A wide variety of foods could still be available at reasonable cost.

Best Hopes for Trans-Continental Rail,


I wanted to put this comment back up thread in the discussion about the president telling us not to put our money in the mattresses, unfortunately it would have wound up so far down thread that it would probably been misread. As far as bank runs is concerned people shoud know that there isn't much physical money kept in bank vaults anymore. Also I have been told that if you want to take out $10,000 or more you will have to fill out paper work to get it, and if you want to take out a very large sum, in cash, it may take you as long as a week to get it, that is after you have filled out the necessary paper work, and had your interview, with the local police dectetive, not to mention the FBI and the bank examiners.

I suspect we might see an attempt at a bank run, but it will fizzil out when people discover they aren't going to get there money any time soon.


Although the $10,000 threshold for reporting does exist, it's not that big a hassle to get your money out. Yes, it takes a couple of days but no police interview was involved. I've know people who did, then put it in safety deposit boxes.

Besides are you really going to withdraw 100,000 and stash it under the mattress? That comes to pretty big lump in the middle of the bed.

The thing to remember is, that historically, during radical times, the government can completely change the rules any time it wants. So stay nimble.
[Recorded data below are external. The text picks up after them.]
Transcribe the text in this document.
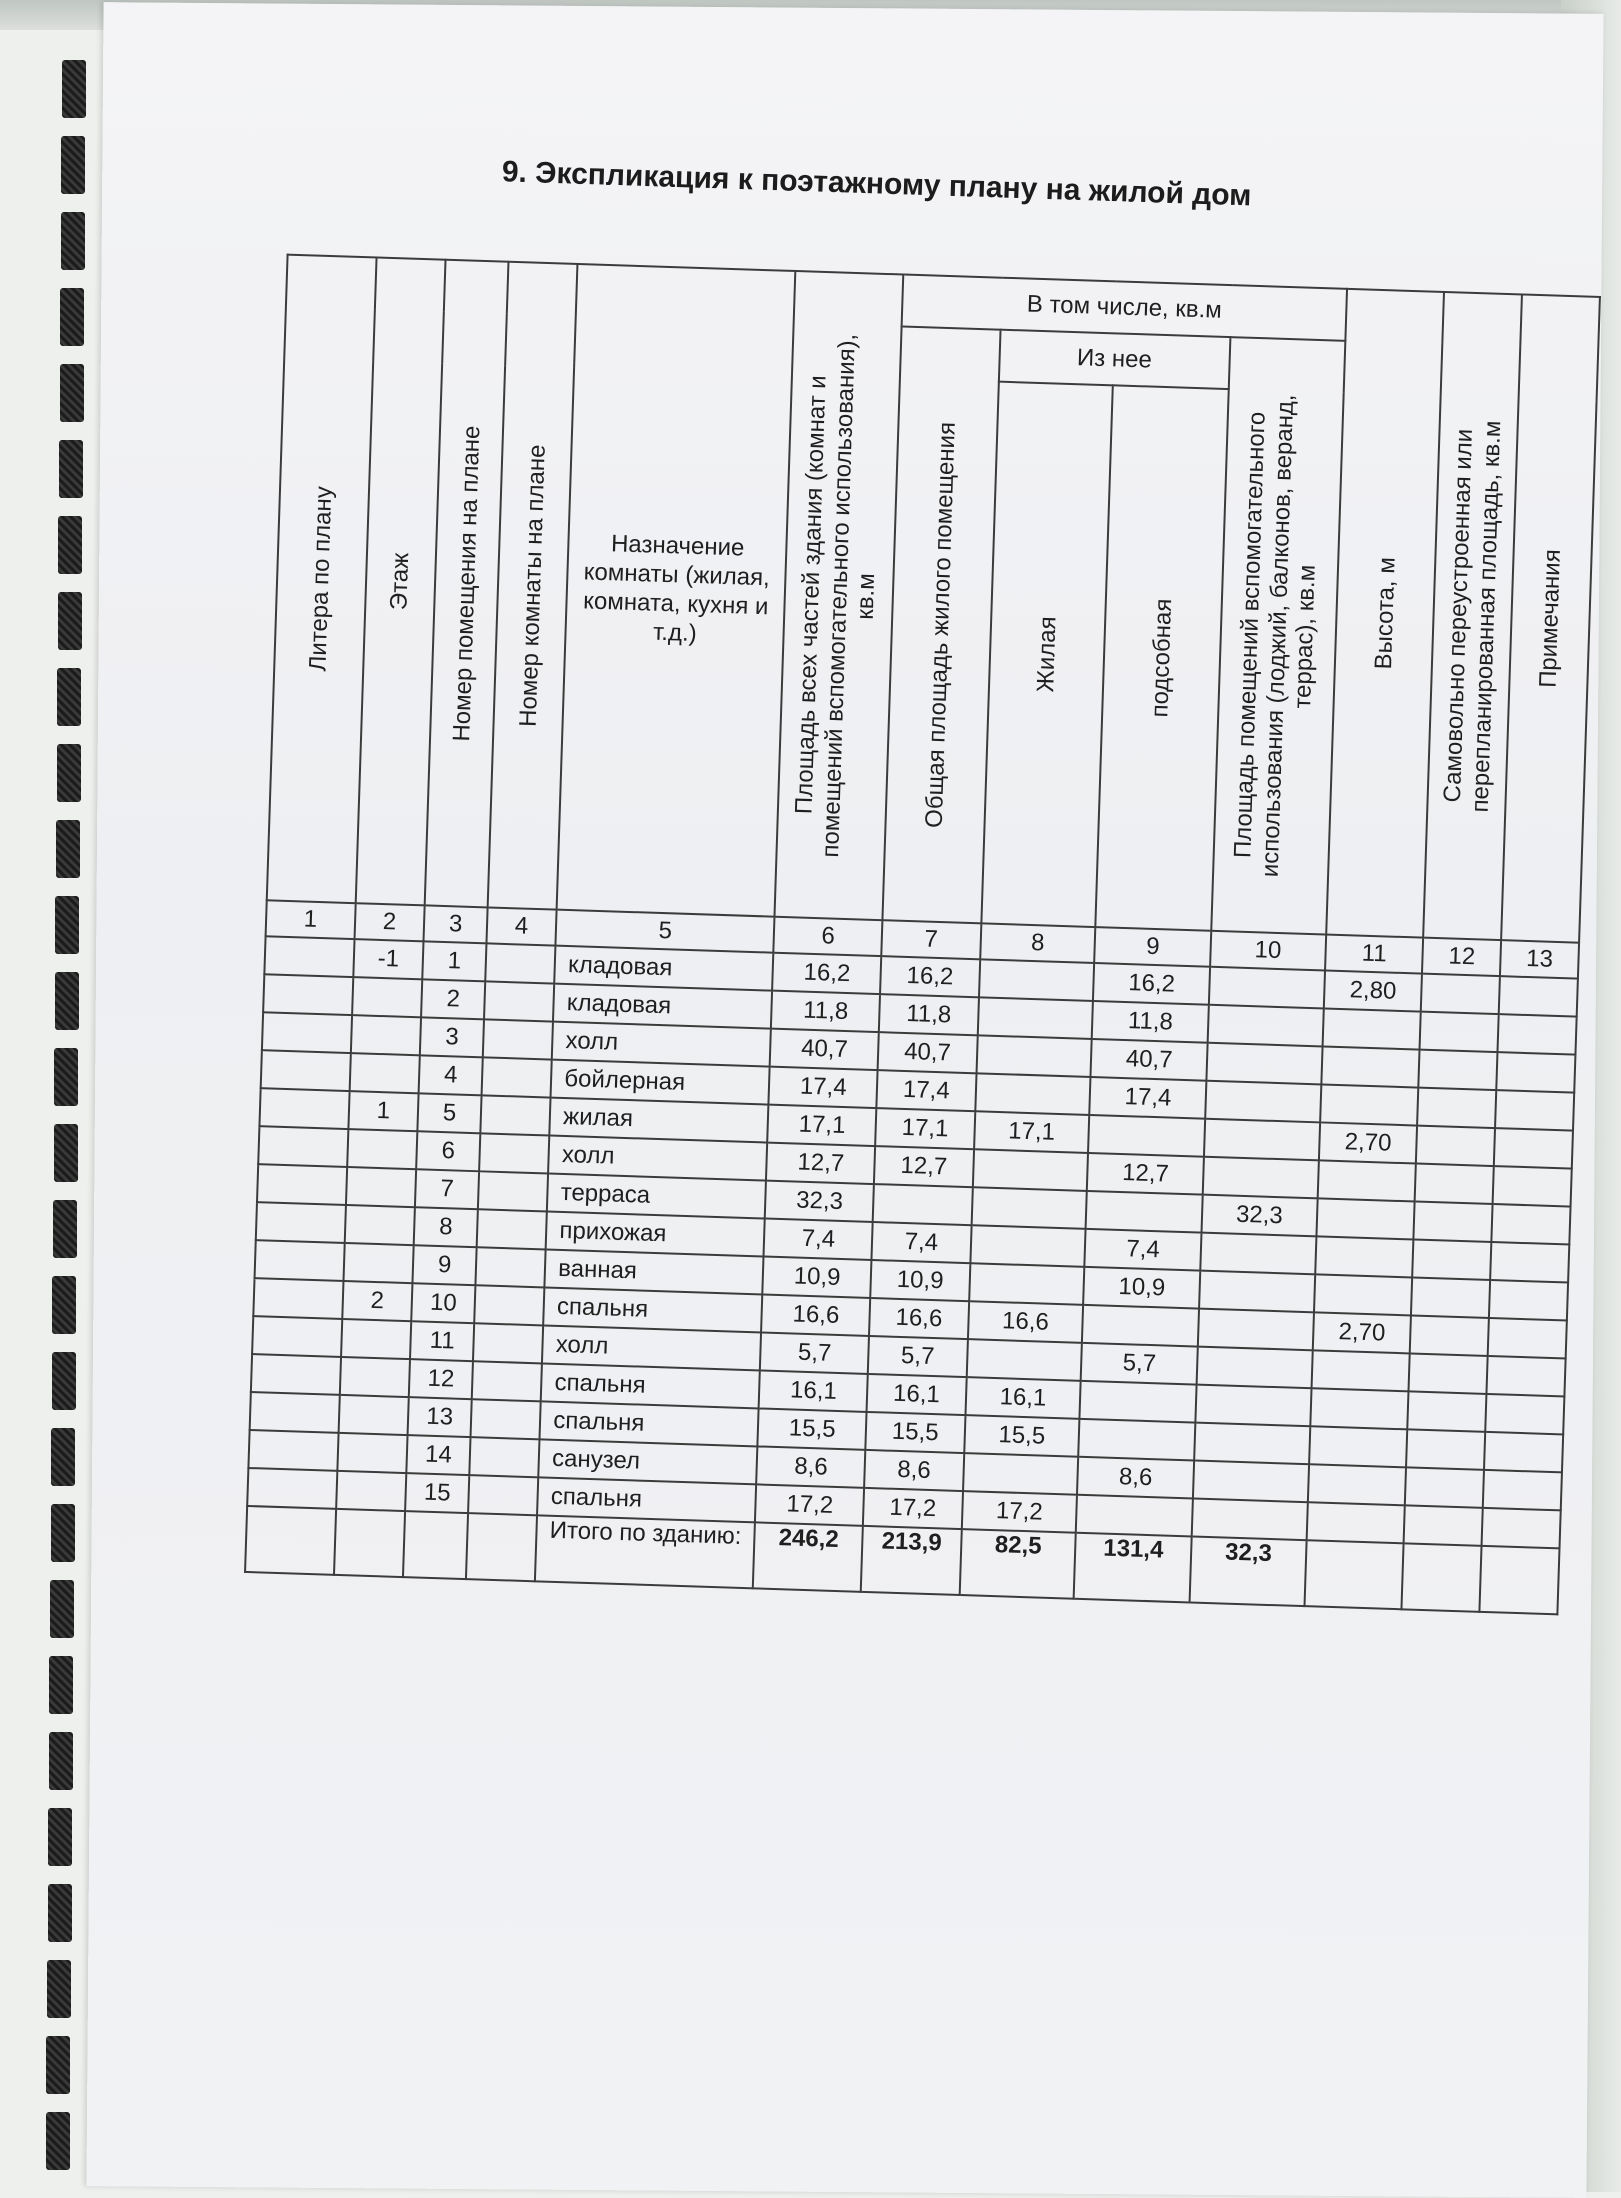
9. Экспликация к поэтажному плану на жилой дом
Литера по плану	Этаж	Номер помещения на плане	Номер комнаты на плане	Назначение комнаты (жилая, комната, кухня и т.д.)	Площадь всех частей здания (комнат и помещений вспомогательного использования), кв.м	В том числе, кв.м				Высота, м	Самовольно переустроенная или перепланированная площадь, кв.м	Примечания

						Общая площадь жилого помещения	Из нее		Площадь помещений вспомогательного использования (лоджий, балконов, веранд, террас), кв.м			

							Жилая	подсобная				

1	2	3	4	5	6	7	8	9	10	11	12	13
	-1	1		кладовая	16,2	16,2		16,2		2,80		
		2		кладовая	11,8	11,8		11,8				
		3		холл	40,7	40,7		40,7				
		4		бойлерная	17,4	17,4		17,4				
	1	5		жилая	17,1	17,1	17,1			2,70		
		6		холл	12,7	12,7		12,7				
		7		терраса	32,3				32,3			
		8		прихожая	7,4	7,4		7,4				
		9		ванная	10,9	10,9		10,9				
	2	10		спальня	16,6	16,6	16,6			2,70		
		11		холл	5,7	5,7		5,7				
		12		спальня	16,1	16,1	16,1					
		13		спальня	15,5	15,5	15,5					
		14		санузел	8,6	8,6		8,6				
		15		спальня	17,2	17,2	17,2					
				Итого по зданию:	246,2	213,9	82,5	131,4	32,3			
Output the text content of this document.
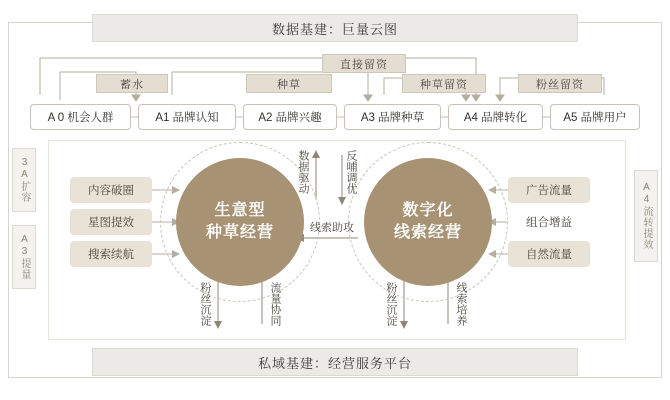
数据基建：巨量云图
蓄水	种草
直接留资
种草留资	粉丝留资
A 0 机会人群	A1 品牌认知	A2 品牌兴趣	A3 品牌种草	A4 品牌转化	A5 品牌用户
3A扩容
A3提量
A4流转提效
内容破圈
星图提效
搜索续航
广告流量
组合增益
自然流量
生意型
种草经营
数字化
线索经营
数据驱动	反哺调优
线索助攻
粉丝沉淀	流量协同	粉丝沉淀	线索培养
私域基建：经营服务平台
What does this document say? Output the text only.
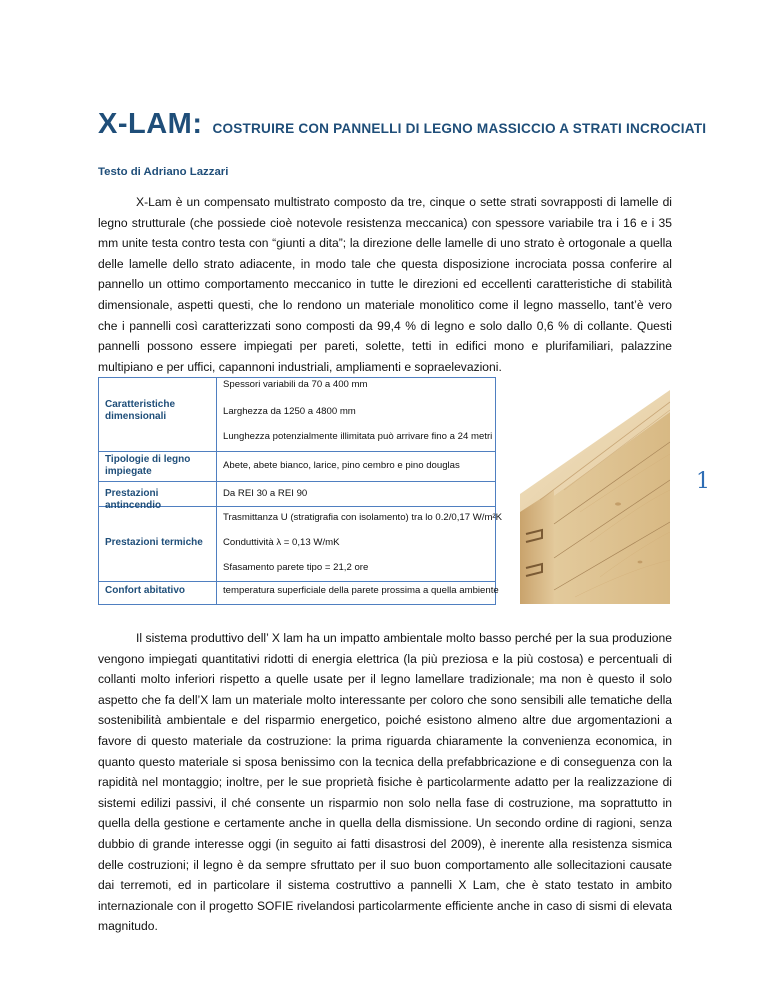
X-LAM: COSTRUIRE CON PANNELLI DI LEGNO MASSICCIO A STRATI INCROCIATI
Testo di Adriano Lazzari

X-Lam è un compensato multistrato composto da tre, cinque o sette strati sovrapposti di lamelle di legno strutturale (che possiede cioè notevole resistenza meccanica) con spessore variabile tra i 16 e i 35 mm unite testa contro testa con “giunti a dita”; la direzione delle lamelle di uno strato è ortogonale a quella delle lamelle dello strato adiacente, in modo tale che questa disposizione incrociata possa conferire al pannello un ottimo comportamento meccanico in tutte le direzioni ed eccellenti caratteristiche di stabilità dimensionale, aspetti questi, che lo rendono un materiale monolitico come il legno massello, tant’è vero che i pannelli così caratterizzati sono composti da 99,4 % di legno e solo dallo 0,6 % di collante. Questi pannelli possono essere impiegati per pareti, solette, tetti in edifici mono e plurifamiliari, palazzine multipiano e per uffici, capannoni industriali, ampliamenti e sopraelevazioni.

Caratteristiche dimensionali
Spessori variabili da 70 a 400 mm
Larghezza da 1250 a 4800 mm
Lunghezza potenzialmente illimitata può arrivare fino a 24 metri
Tipologie di legno impiegate
Abete, abete bianco, larice, pino cembro e pino douglas
Prestazioni antincendio
Da REI 30 a REI 90
Prestazioni termiche
Trasmittanza U (stratigrafia con isolamento) tra lo 0.2/0,17 W/m²K
Conduttività λ = 0,13 W/mK
Sfasamento parete tipo = 21,2 ore
Confort abitativo	temperatura superficiale della parete prossima a quella ambiente
1

Il sistema produttivo dell’ X lam ha un impatto ambientale molto basso perché per la sua produzione vengono impiegati quantitativi ridotti di energia elettrica (la più preziosa e la più costosa) e percentuali di collanti molto inferiori rispetto a quelle usate per il legno lamellare tradizionale; ma non è questo il solo aspetto che fa dell’X lam un materiale molto interessante per coloro che sono sensibili alle tematiche della sostenibilità ambientale e del risparmio energetico, poiché esistono almeno altre due argomentazioni a favore di questo materiale da costruzione: la prima riguarda chiaramente la convenienza economica, in quanto questo materiale si sposa benissimo con la tecnica della prefabbricazione e di conseguenza con la rapidità nel montaggio; inoltre, per le sue proprietà fisiche è particolarmente adatto per la realizzazione di sistemi edilizi passivi, il ché consente un risparmio non solo nella fase di costruzione, ma soprattutto in quella della gestione e certamente anche in quella della dismissione. Un secondo ordine di ragioni, senza dubbio di grande interesse oggi (in seguito ai fatti disastrosi del 2009), è inerente alla resistenza sismica delle costruzioni; il legno è da sempre sfruttato per il suo buon comportamento alle sollecitazioni causate dai terremoti, ed in particolare il sistema costruttivo a pannelli X Lam, che è stato testato in ambito internazionale con il progetto SOFIE rivelandosi particolarmente efficiente anche in caso di sismi di elevata magnitudo.
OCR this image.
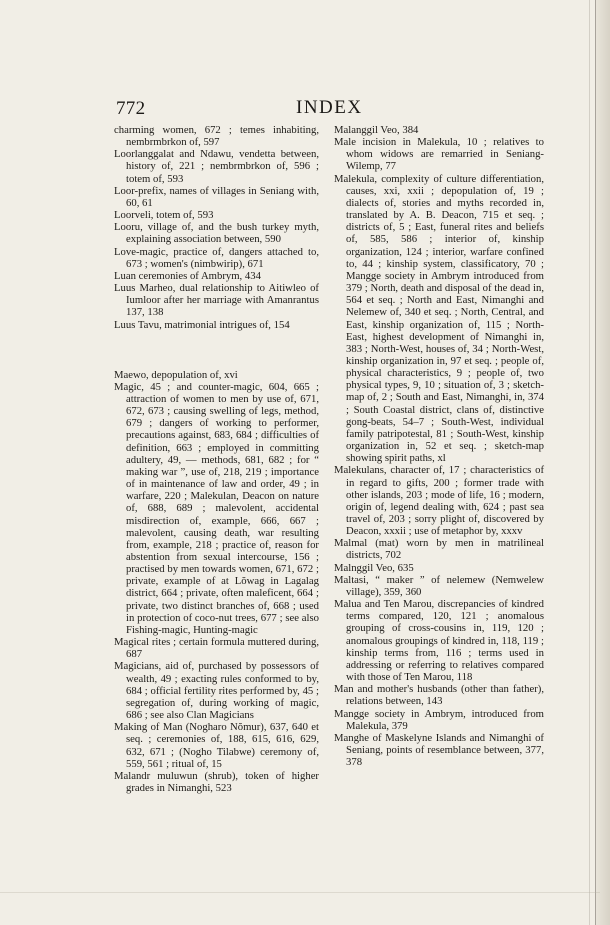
772	INDEX

charming women, 672 ; temes inhabiting, nembrmbrkon of, 597

Loorlanggalat and Ndawu, vendetta between, history of, 221 ; nembrmbrkon of, 596 ; totem of, 593

Loor-prefix, names of villages in Seniang with, 60, 61

Loorveli, totem of, 593

Looru, village of, and the bush turkey myth, explaining association between, 590

Love-magic, practice of, dangers attached to, 673 ; women's (nimbwirip), 671

Luan ceremonies of Ambrym, 434

Luus Marheo, dual relationship to Aitiwleo of Iumloor after her marriage with Amanrantus 137, 138

Luus Tavu, matrimonial intrigues of, 154

Maewo, depopulation of, xvi

Magic, 45 ; and counter-magic, 604, 665 ; attraction of women to men by use of, 671, 672, 673 ; causing swelling of legs, method, 679 ; dangers of working to performer, precautions against, 683, 684 ; difficulties of definition, 663 ; employed in committing adultery, 49, — methods, 681, 682 ; for “ making war ”, use of, 218, 219 ; importance of in maintenance of law and order, 49 ; in warfare, 220 ; Malekulan, Deacon on nature of, 688, 689 ; malevolent, accidental misdirection of, example, 666, 667 ; malevolent, causing death, war resulting from, example, 218 ; practice of, reason for abstention from sexual intercourse, 156 ; practised by men towards women, 671, 672 ; private, example of at Lŏwag in Lagalag district, 664 ; private, often maleficent, 664 ; private, two distinct branches of, 668 ; used in protection of coco-nut trees, 677 ; see also Fishing-magic, Hunting-magic

Magical rites ; certain formula muttered during, 687

Magicians, aid of, purchased by possessors of wealth, 49 ; exacting rules conformed to by, 684 ; official fertility rites performed by, 45 ; segregation of, during working of magic, 686 ; see also Clan Magicians

Making of Man (Nogharo Nŏmur), 637, 640 et seq. ; ceremonies of, 188, 615, 616, 629, 632, 671 ; (Nogho Tilabwe) ceremony of, 559, 561 ; ritual of, 15

Malandr muluwun (shrub), token of higher grades in Nimanghi, 523

Malanggil Veo, 384

Male incision in Malekula, 10 ; relatives to whom widows are remarried in Seniang-Wilemp, 77

Malekula, complexity of culture differentiation, causes, xxi, xxii ; depopulation of, 19 ; dialects of, stories and myths recorded in, translated by A. B. Deacon, 715 et seq. ; districts of, 5 ; East, funeral rites and beliefs of, 585, 586 ; interior of, kinship organization, 124 ; interior, warfare confined to, 44 ; kinship system, classificatory, 70 ; Mangge society in Ambrym introduced from 379 ; North, death and disposal of the dead in, 564 et seq. ; North and East, Nimanghi and Nelemew of, 340 et seq. ; North, Central, and East, kinship organization of, 115 ; North-East, highest development of Nimanghi in, 383 ; North-West, houses of, 34 ; North-West, kinship organization in, 97 et seq. ; people of, physical characteristics, 9 ; people of, two physical types, 9, 10 ; situation of, 3 ; sketch-map of, 2 ; South and East, Nimanghi, in, 374 ; South Coastal district, clans of, distinctive gong-beats, 54–7 ; South-West, individual family patripotestal, 81 ; South-West, kinship organization in, 52 et seq. ; sketch-map showing spirit paths, xl

Malekulans, character of, 17 ; characteristics of in regard to gifts, 200 ; former trade with other islands, 203 ; mode of life, 16 ; modern, origin of, legend dealing with, 624 ; past sea travel of, 203 ; sorry plight of, discovered by Deacon, xxxii ; use of metaphor by, xxxv

Malmal (mat) worn by men in matrilineal districts, 702

Malnggil Veo, 635

Maltasi, “ maker ” of nelemew (Nemwelew village), 359, 360

Malua and Ten Marou, discrepancies of kindred terms compared, 120, 121 ; anomalous grouping of cross-cousins in, 119, 120 ; anomalous groupings of kindred in, 118, 119 ; kinship terms from, 116 ; terms used in addressing or referring to relatives compared with those of Ten Marou, 118

Man and mother's husbands (other than father), relations between, 143

Mangge society in Ambrym, introduced from Malekula, 379

Manghe of Maskelyne Islands and Nimanghi of Seniang, points of resemblance between, 377, 378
They can issue a new currency (making your mattress money useless)
They can limit withdraws, making the mattress money a good idea (as occurred in Russia and Argentina)
They can just confiscate it (as Roosevelt did with gold)

My advice would be don't keep all your eggs in one basket.

I think even Denninger, reccomends Local Credit Unions

Speaking of which: I just opened a free checking account with a local CU down the street and was pleasently surprised to get 4.01% interest on my balance. And I'll get that rate as long as my balance doesn't exceed $25,000. Better the any short term cd rates I've noticed lately.

I don't think bank runs now will look like bank runs did in the 1930s.

Northern Rock looked kind of like the 1930s, but they also had people sucking money out of their accounts via the Internet. Their web site struggled to handle the traffic.

I think bank runs today will be electronic. Rather than lining up at their local branches, people will be moving their money via the Internet, or withdrawing it via ATM.

That's a provoking thought Leanan. Please correct any of my following assumptions: Bank A has an electronic ledger saying it has $X amount of deposits. The bank borrows from the Feds and loans an amount equal to $X times what ever the fractional rate they are allowed. Let’s say 8 times just for illustration. Another simplification: one depositor. Let's say the bank has lent the max: 8X. The depositor does an electronic transfer of $X to another, Bank B. Bank A has no cash on hand but it's still receiving cash flow from the outstanding loans. It might not have a pile of cash equal to $X on hand but it’s easy to type the $X into an electronic transfer.

I know this is very simplistic but I'm not familiar with the banking regs. Bank A is still receiving revenue from the $8X loans. It's paying back the Fed (?) for the fraction it borrowed from them but still making a profit (?). So...is the bank out of biz or is it a biz with a positive cash flow and very little overhead? Don't need many workers if you are only depositing checks sent to you. Perhaps the Feds have a rule about foreclosing on any bank which looses its borrowing base. Feel free to keep any answer simple and blunt.

Denninger is in fine form today.

Realization of The Bezzle always starts slowly, but it is an exponential process, because as the pool of liquidity starts to drain that has allowed the hiding of these crimes more and more dead bodies start to surface, and they all stink. This results in more and more people starting to question if they have been scammed; a process that, once it begins, becomes exponential in scope and force.

I am in the process of bailing out of BOA and running to USAA, where I do most of my other financial business. If USAA screws up, then it will be time for a local credit union.